Democratic presidential nominee Vice President Kamala Harris speaks as she...

Democratic presidential nominee Vice President Kamala Harris speaks as she attends a campaign event with former Rep. Liz Cheney, R-Wyo., Monday, Oct. 21, 2024, in Brookfield, Wis. Credit: AP/Morry Gash

WASHINGTON — A new series of Kamala Harris campaign ads seek to highlight increasingly perilous medical care for women since the fall of Roe v. Wade by telling the story of a Texas woman who got a life-threatening infection when she couldn't get proper treatment after she miscarried and how she may no longer be able to have children.

In one ad, the woman identified only as Ondrea details how excited she was to have a girl only to find out that the baby wouldn't survive after her water broke too early. She was denied an abortion and eventually went into labor. “Immediately after her birth, I was in the worst pain of my life,” she says, as she and her husband are pictured in her living room near a framed photo of the baby's ultrasound. She then developed sepsis, a life-threatening pregnancy complication.

The ad is part of a final push by the Democratic nominee to highlight how medical care has grown increasingly unstable for pregnant woman — including for those who never intended to end a pregnancy — since three justices appointed to the Supreme Court by then-President Donald Trump helped overturned abortion rights.

Ondrea blames Trump for her situation.

“It almost cost me my life, and it will affect me for the rest of my life," she says in the ad.

In another ad targeted at men, Ondrea's husband Cesar says: "Baby crying at night? Like, I would love to to hear that every night.

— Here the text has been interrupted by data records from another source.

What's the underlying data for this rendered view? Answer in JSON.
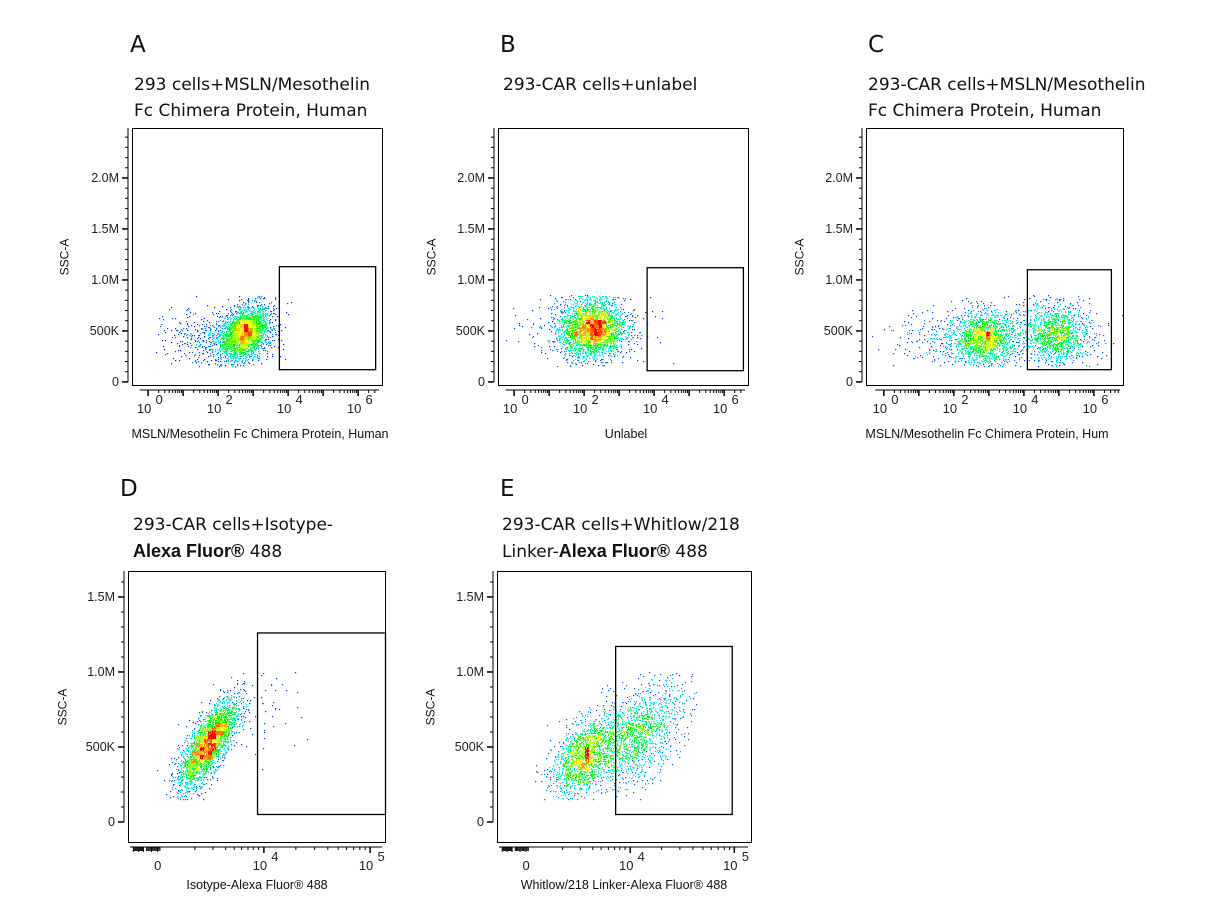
{
  "chart_data": [
    {
      "id": "A",
      "type": "scatter",
      "panel_label": "A",
      "title_lines": [
        [
          {
            "text": "293 cells+MSLN/Mesothelin",
            "bold": false
          }
        ],
        [
          {
            "text": "Fc Chimera Protein, Human",
            "bold": false
          }
        ]
      ],
      "xlabel": "MSLN/Mesothelin Fc Chimera Protein, Human",
      "ylabel": "SSC-A",
      "xscale": "log10",
      "xlim": [
        -0.46,
        6.71
      ],
      "ylim": [
        -40000,
        2490000
      ],
      "xticks": [
        {
          "pos": 0,
          "base": "10",
          "exp": "0"
        },
        {
          "pos": 2,
          "base": "10",
          "exp": "2"
        },
        {
          "pos": 4,
          "base": "10",
          "exp": "4"
        },
        {
          "pos": 6,
          "base": "10",
          "exp": "6"
        }
      ],
      "yticks": [
        {
          "value": 0,
          "label": "0"
        },
        {
          "value": 500000,
          "label": "500K"
        },
        {
          "value": 1000000,
          "label": "1.0M"
        },
        {
          "value": 1500000,
          "label": "1.5M"
        },
        {
          "value": 2000000,
          "label": "2.0M"
        }
      ],
      "ymax_events": 850000,
      "gate": {
        "x": [
          3.75,
          6.5
        ],
        "y": [
          120000,
          1130000
        ]
      },
      "clusters": [
        {
          "n": 2600,
          "x": 2.75,
          "y": 480000,
          "sx": 0.35,
          "sy": 130000,
          "rho": 0.3
        },
        {
          "n": 450,
          "x": 1.9,
          "y": 420000,
          "sx": 0.7,
          "sy": 140000,
          "rho": 0
        }
      ]
    },
    {
      "id": "B",
      "type": "scatter",
      "panel_label": "B",
      "title_lines": [
        [
          {
            "text": "293-CAR cells+unlabel",
            "bold": false
          }
        ]
      ],
      "xlabel": "Unlabel",
      "ylabel": "SSC-A",
      "xscale": "log10",
      "xlim": [
        -0.46,
        6.71
      ],
      "ylim": [
        -40000,
        2490000
      ],
      "xticks": [
        {
          "pos": 0,
          "base": "10",
          "exp": "0"
        },
        {
          "pos": 2,
          "base": "10",
          "exp": "2"
        },
        {
          "pos": 4,
          "base": "10",
          "exp": "4"
        },
        {
          "pos": 6,
          "base": "10",
          "exp": "6"
        }
      ],
      "yticks": [
        {
          "value": 0,
          "label": "0"
        },
        {
          "value": 500000,
          "label": "500K"
        },
        {
          "value": 1000000,
          "label": "1.0M"
        },
        {
          "value": 1500000,
          "label": "1.5M"
        },
        {
          "value": 2000000,
          "label": "2.0M"
        }
      ],
      "ymax_events": 850000,
      "gate": {
        "x": [
          3.8,
          6.55
        ],
        "y": [
          110000,
          1120000
        ]
      },
      "clusters": [
        {
          "n": 2600,
          "x": 2.25,
          "y": 520000,
          "sx": 0.45,
          "sy": 140000,
          "rho": 0
        },
        {
          "n": 400,
          "x": 2.0,
          "y": 480000,
          "sx": 0.8,
          "sy": 170000,
          "rho": 0
        }
      ]
    },
    {
      "id": "C",
      "type": "scatter",
      "panel_label": "C",
      "title_lines": [
        [
          {
            "text": "293-CAR cells+MSLN/Mesothelin",
            "bold": false
          }
        ],
        [
          {
            "text": "Fc Chimera Protein, Human",
            "bold": false
          }
        ]
      ],
      "xlabel": "MSLN/Mesothelin Fc Chimera Protein, Hum",
      "ylabel": "SSC-A",
      "xscale": "log10",
      "xlim": [
        -0.51,
        6.86
      ],
      "ylim": [
        -40000,
        2490000
      ],
      "xticks": [
        {
          "pos": 0,
          "base": "10",
          "exp": "0"
        },
        {
          "pos": 2,
          "base": "10",
          "exp": "2"
        },
        {
          "pos": 4,
          "base": "10",
          "exp": "4"
        },
        {
          "pos": 6,
          "base": "10",
          "exp": "6"
        }
      ],
      "yticks": [
        {
          "value": 0,
          "label": "0"
        },
        {
          "value": 500000,
          "label": "500K"
        },
        {
          "value": 1000000,
          "label": "1.0M"
        },
        {
          "value": 1500000,
          "label": "1.5M"
        },
        {
          "value": 2000000,
          "label": "2.0M"
        }
      ],
      "ymax_events": 850000,
      "gate": {
        "x": [
          4.1,
          6.5
        ],
        "y": [
          120000,
          1100000
        ]
      },
      "clusters": [
        {
          "n": 1500,
          "x": 2.9,
          "y": 430000,
          "sx": 0.45,
          "sy": 130000,
          "rho": 0
        },
        {
          "n": 1400,
          "x": 4.9,
          "y": 470000,
          "sx": 0.5,
          "sy": 150000,
          "rho": 0
        },
        {
          "n": 350,
          "x": 2.0,
          "y": 420000,
          "sx": 0.8,
          "sy": 150000,
          "rho": 0
        }
      ]
    },
    {
      "id": "D",
      "type": "scatter",
      "panel_label": "D",
      "title_lines": [
        [
          {
            "text": "293-CAR  cells+Isotype-",
            "bold": false
          }
        ],
        [
          {
            "text": "Alexa Fluor®",
            "bold": true
          },
          {
            "text": " 488",
            "bold": false
          }
        ]
      ],
      "xlabel": "Isotype-Alexa Fluor® 488",
      "ylabel": "SSC-A",
      "xscale": "biexponential (axis units: 3 = 0, 4 = 10^4, 5 = 10^5)",
      "xlim": [
        2.72,
        5.15
      ],
      "ylim": [
        -140000,
        1673000
      ],
      "xticks": [
        {
          "pos": 3,
          "base": "0",
          "exp": ""
        },
        {
          "pos": 4,
          "base": "10",
          "exp": "4"
        },
        {
          "pos": 5,
          "base": "10",
          "exp": "5"
        }
      ],
      "yticks": [
        {
          "value": 0,
          "label": "0"
        },
        {
          "value": 500000,
          "label": "500K"
        },
        {
          "value": 1000000,
          "label": "1.0M"
        },
        {
          "value": 1500000,
          "label": "1.5M"
        }
      ],
      "ymax_events": 1000000,
      "gate": {
        "x": [
          3.94,
          5.15
        ],
        "y": [
          50000,
          1260000
        ]
      },
      "clusters": [
        {
          "n": 2800,
          "x": 3.47,
          "y": 520000,
          "sx": 0.14,
          "sy": 150000,
          "rho": 0.75
        },
        {
          "n": 40,
          "x": 4.05,
          "y": 750000,
          "sx": 0.15,
          "sy": 150000,
          "rho": 0
        }
      ]
    },
    {
      "id": "E",
      "type": "scatter",
      "panel_label": "E",
      "title_lines": [
        [
          {
            "text": "293-CAR cells+Whitlow/218",
            "bold": false
          }
        ],
        [
          {
            "text": "Linker-",
            "bold": false
          },
          {
            "text": "Alexa Fluor®",
            "bold": true
          },
          {
            "text": " 488",
            "bold": false
          }
        ]
      ],
      "xlabel": "Whitlow/218 Linker-Alexa Fluor® 488",
      "ylabel": "SSC-A",
      "xscale": "biexponential (axis units: 3 = 0, 4 = 10^4, 5 = 10^5)",
      "xlim": [
        2.72,
        5.17
      ],
      "ylim": [
        -140000,
        1673000
      ],
      "xticks": [
        {
          "pos": 3,
          "base": "0",
          "exp": ""
        },
        {
          "pos": 4,
          "base": "10",
          "exp": "4"
        },
        {
          "pos": 5,
          "base": "10",
          "exp": "5"
        }
      ],
      "yticks": [
        {
          "value": 0,
          "label": "0"
        },
        {
          "value": 500000,
          "label": "500K"
        },
        {
          "value": 1000000,
          "label": "1.0M"
        },
        {
          "value": 1500000,
          "label": "1.5M"
        }
      ],
      "ymax_events": 1000000,
      "gate": {
        "x": [
          3.86,
          4.98
        ],
        "y": [
          50000,
          1170000
        ]
      },
      "clusters": [
        {
          "n": 1500,
          "x": 3.55,
          "y": 440000,
          "sx": 0.15,
          "sy": 130000,
          "rho": 0.5
        },
        {
          "n": 1500,
          "x": 4.05,
          "y": 570000,
          "sx": 0.22,
          "sy": 170000,
          "rho": 0.5
        }
      ]
    }
  ],
  "colors": {
    "low": "#0000ff",
    "mid1": "#00ffff",
    "mid2": "#00ff00",
    "mid3": "#ffff00",
    "high": "#ff0000",
    "axis": "#000000"
  }
}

And now we may never ever get to be pregnant again.”

“There are rights and freedoms that we had for generations and they just got ripped away.”

Harris will campaign on reproductive health care Friday in Texas, a reliably Republican state that has one of the strictest bans in the nation and where women have repeatedly sued or spoken out about dangerously lacking medical care.

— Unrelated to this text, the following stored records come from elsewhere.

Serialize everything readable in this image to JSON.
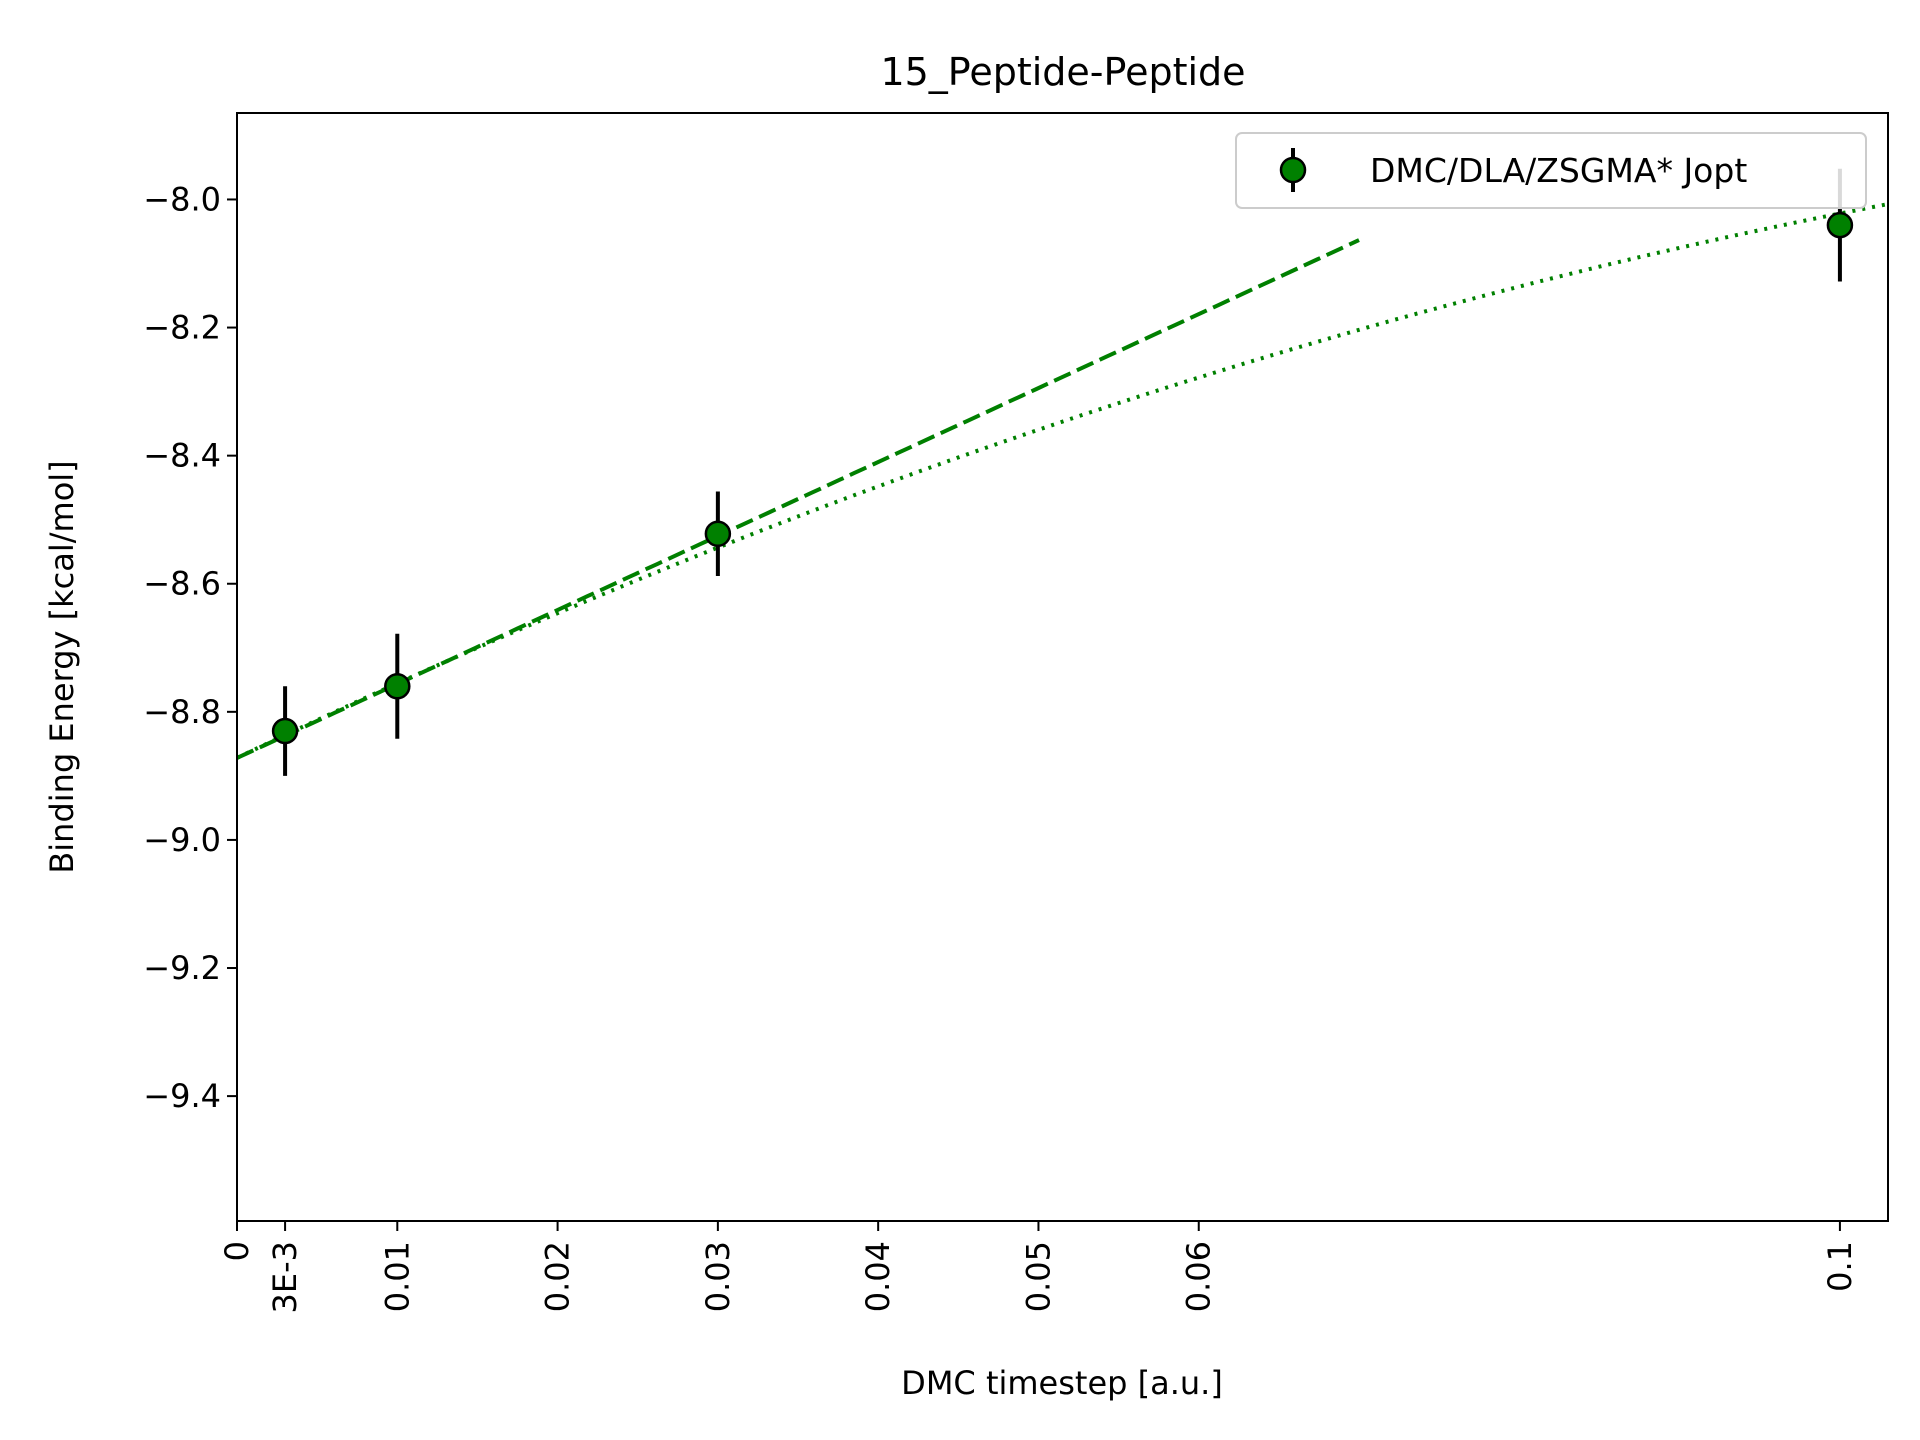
{
  "chart_data": {
    "type": "scatter",
    "title": "15_Peptide-Peptide",
    "xlabel": "DMC timestep [a.u.]",
    "ylabel": "Binding Energy [kcal/mol]",
    "xlim": [
      0,
      0.103
    ],
    "ylim": [
      -9.595,
      -7.865
    ],
    "x_ticks": [
      {
        "value": 0,
        "label": "0"
      },
      {
        "value": 0.003,
        "label": "3E-3"
      },
      {
        "value": 0.01,
        "label": "0.01"
      },
      {
        "value": 0.02,
        "label": "0.02"
      },
      {
        "value": 0.03,
        "label": "0.03"
      },
      {
        "value": 0.04,
        "label": "0.04"
      },
      {
        "value": 0.05,
        "label": "0.05"
      },
      {
        "value": 0.06,
        "label": "0.06"
      },
      {
        "value": 0.1,
        "label": "0.1"
      }
    ],
    "y_ticks": [
      {
        "value": -8.0,
        "label": "−8.0"
      },
      {
        "value": -8.2,
        "label": "−8.2"
      },
      {
        "value": -8.4,
        "label": "−8.4"
      },
      {
        "value": -8.6,
        "label": "−8.6"
      },
      {
        "value": -8.8,
        "label": "−8.8"
      },
      {
        "value": -9.0,
        "label": "−9.0"
      },
      {
        "value": -9.2,
        "label": "−9.2"
      },
      {
        "value": -9.4,
        "label": "−9.4"
      }
    ],
    "series": [
      {
        "name": "DMC/DLA/ZSGMA* Jopt",
        "color": "#008000",
        "marker_edge": "#000000",
        "points": [
          {
            "x": 0.003,
            "y": -8.83,
            "err": 0.07
          },
          {
            "x": 0.01,
            "y": -8.76,
            "err": 0.082
          },
          {
            "x": 0.03,
            "y": -8.522,
            "err": 0.066
          },
          {
            "x": 0.1,
            "y": -8.04,
            "err": 0.088
          }
        ]
      }
    ],
    "fits": [
      {
        "style": "dashed",
        "color": "#008000",
        "kind": "linear",
        "intercept": -8.872,
        "slope": 11.55,
        "x_range": [
          0,
          0.07
        ]
      },
      {
        "style": "dotted",
        "color": "#008000",
        "kind": "quadratic",
        "a": -8.872,
        "b": 12.0,
        "c": -35.0,
        "x_range": [
          0,
          0.103
        ]
      }
    ],
    "legend": {
      "position": "top-right"
    },
    "grid": false
  }
}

When Roe was first overturned, Democrats initially focused on limitations on access to abortion to end unwanted pregnancies. But the same medical procedures used for abortions are used to treat miscarriages. And increasingly in 14 states with strict abortion bans, women cannot get medical care until their condition has become life-threatening. In some states, doctors can face criminal charges if they provide medical care.

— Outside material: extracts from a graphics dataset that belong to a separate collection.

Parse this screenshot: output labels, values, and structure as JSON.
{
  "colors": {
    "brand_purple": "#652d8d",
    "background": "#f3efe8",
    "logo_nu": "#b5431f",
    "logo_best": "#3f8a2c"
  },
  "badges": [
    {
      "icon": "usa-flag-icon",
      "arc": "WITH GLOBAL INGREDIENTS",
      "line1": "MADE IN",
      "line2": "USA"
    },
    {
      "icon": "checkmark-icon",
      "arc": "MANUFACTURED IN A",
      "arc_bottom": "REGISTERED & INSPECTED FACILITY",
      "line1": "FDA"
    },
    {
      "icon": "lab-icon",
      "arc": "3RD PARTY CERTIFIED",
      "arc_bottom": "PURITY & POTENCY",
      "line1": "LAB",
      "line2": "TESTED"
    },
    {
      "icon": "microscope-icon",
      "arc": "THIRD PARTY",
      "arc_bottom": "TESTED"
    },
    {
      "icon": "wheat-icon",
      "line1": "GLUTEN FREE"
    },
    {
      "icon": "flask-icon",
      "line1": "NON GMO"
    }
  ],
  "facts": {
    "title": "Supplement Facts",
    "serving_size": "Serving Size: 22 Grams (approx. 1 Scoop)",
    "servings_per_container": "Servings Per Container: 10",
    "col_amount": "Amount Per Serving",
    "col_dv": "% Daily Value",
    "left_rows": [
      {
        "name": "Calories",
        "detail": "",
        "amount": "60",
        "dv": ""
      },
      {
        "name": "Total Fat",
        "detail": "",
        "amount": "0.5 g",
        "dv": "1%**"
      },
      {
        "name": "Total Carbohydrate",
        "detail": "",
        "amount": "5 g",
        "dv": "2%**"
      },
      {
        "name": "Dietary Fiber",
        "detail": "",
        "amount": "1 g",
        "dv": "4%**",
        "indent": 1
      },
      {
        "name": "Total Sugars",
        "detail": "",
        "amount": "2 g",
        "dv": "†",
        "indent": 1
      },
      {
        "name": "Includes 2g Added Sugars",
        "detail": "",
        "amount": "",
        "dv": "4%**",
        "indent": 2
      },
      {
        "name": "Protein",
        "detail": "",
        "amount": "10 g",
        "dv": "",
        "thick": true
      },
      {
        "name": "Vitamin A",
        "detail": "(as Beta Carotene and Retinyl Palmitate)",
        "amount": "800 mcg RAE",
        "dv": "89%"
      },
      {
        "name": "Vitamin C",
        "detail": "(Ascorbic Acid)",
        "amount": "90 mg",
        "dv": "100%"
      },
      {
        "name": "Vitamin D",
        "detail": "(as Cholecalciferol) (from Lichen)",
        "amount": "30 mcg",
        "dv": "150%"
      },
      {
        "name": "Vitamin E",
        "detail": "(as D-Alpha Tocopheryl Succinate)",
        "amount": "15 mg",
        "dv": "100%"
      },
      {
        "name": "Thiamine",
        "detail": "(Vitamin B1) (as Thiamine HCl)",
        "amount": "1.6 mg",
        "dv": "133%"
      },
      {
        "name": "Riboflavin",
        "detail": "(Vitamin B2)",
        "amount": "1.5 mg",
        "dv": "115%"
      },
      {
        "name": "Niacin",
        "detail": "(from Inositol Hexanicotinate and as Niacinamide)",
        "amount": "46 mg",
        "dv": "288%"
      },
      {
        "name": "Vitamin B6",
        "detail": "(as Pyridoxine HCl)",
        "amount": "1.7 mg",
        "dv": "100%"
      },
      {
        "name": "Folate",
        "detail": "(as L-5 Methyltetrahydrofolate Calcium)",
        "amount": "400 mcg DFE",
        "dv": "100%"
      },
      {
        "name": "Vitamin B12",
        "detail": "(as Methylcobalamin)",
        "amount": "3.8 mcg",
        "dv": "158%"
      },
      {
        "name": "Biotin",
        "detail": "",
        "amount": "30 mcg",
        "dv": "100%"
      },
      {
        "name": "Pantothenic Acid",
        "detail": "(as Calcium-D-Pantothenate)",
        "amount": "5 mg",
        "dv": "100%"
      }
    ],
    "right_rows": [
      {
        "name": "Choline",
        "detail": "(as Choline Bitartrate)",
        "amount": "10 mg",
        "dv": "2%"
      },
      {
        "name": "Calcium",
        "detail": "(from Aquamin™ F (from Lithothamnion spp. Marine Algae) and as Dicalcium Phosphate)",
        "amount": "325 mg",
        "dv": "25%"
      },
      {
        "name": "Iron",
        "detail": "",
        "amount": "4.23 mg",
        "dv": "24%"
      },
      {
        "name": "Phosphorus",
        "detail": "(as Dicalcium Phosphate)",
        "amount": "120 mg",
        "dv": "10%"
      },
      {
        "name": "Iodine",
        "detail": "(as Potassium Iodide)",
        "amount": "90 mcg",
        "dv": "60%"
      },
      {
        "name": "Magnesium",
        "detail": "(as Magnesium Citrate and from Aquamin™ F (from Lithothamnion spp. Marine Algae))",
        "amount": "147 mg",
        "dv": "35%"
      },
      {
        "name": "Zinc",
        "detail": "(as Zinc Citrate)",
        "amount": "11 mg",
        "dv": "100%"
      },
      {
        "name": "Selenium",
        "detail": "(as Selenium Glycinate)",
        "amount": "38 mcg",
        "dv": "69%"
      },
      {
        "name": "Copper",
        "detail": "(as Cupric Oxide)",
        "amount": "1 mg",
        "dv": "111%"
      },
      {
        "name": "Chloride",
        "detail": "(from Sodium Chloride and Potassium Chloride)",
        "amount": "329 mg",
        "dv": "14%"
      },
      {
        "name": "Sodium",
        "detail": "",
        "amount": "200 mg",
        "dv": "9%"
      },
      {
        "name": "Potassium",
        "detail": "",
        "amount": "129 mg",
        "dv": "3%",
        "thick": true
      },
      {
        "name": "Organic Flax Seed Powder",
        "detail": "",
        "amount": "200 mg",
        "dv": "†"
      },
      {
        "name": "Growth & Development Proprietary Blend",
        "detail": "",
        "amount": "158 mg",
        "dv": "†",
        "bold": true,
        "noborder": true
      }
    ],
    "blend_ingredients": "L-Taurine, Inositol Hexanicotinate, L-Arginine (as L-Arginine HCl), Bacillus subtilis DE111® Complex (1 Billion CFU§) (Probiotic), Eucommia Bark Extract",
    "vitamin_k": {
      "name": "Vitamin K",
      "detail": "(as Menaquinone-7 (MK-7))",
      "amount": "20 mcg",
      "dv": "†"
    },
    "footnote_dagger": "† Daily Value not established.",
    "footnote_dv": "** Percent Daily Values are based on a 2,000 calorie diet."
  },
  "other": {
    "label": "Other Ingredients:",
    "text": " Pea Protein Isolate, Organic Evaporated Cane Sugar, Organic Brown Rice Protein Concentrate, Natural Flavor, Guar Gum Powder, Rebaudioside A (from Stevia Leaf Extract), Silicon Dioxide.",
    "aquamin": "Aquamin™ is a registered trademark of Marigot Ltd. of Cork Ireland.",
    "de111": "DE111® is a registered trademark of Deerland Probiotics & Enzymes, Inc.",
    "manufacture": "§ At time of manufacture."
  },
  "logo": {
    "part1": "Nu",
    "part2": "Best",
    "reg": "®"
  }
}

Democrats warn that the winnowing of rights will only continue if Trump is elected. Republican lawmakers in states across the U.S. have been rejecting Democrats ’ efforts to protect or expand access to birth control, for example.

Democrats are hoping the issue will motivate people to turn out in the dead-heat presidential election and help send Harris to the White House.

About 6 in 10 Americans think their state should generally allow a person to obtain a legal abortion if they don’t want to be pregnant for any reason, according to a July poll from The Associated Press-NORC Center for Public Affairs Research.

Voters in seven states, including some conservative ones, have either protected abortion rights or defeated attempts to restrict them in statewide votes over the past two years.

Trump has been inconsistent in his message to voters on abortion and reproductive rights, constantly shifting his stances or offering vague, contradictory and at times nonsensical answers to questions on an issue that has become a major vulnerability for Republicans in this year’s election.

In another ad that will air on CNN before Harris' TV town hall Wednesday night, Ondrea stands in front her bathroom mirror staring at the massive scar on her abdomen. There are photos of her in a hospital bed, her belly cut open as captions tell viewers her story. She got pregnant in 2022 but miscarried at 16 weeks when her water broke.

Ondrea is Black. Black women are more likely to suffer pre-term labor, other pregnancy complications and are also far more likely to die in childbirth in the U.S., where maternal mortality rates are increasing.

The audio, includes spliced clips of Trump talking about abortion.

“First of all, I am the one that got rid of Roe v. Wade,” Trump says.

A moment later, another interviewer asks: “Do you believe in punishment for abortion?”

“There has to be some punishment,” Trump responds.

As the viewer reads how Ondrea may no longer be able to have children after her ordeal, they hear Trump’s voice saying: “Women will be happy, confident, and free. You will no longer be thinking about abortion."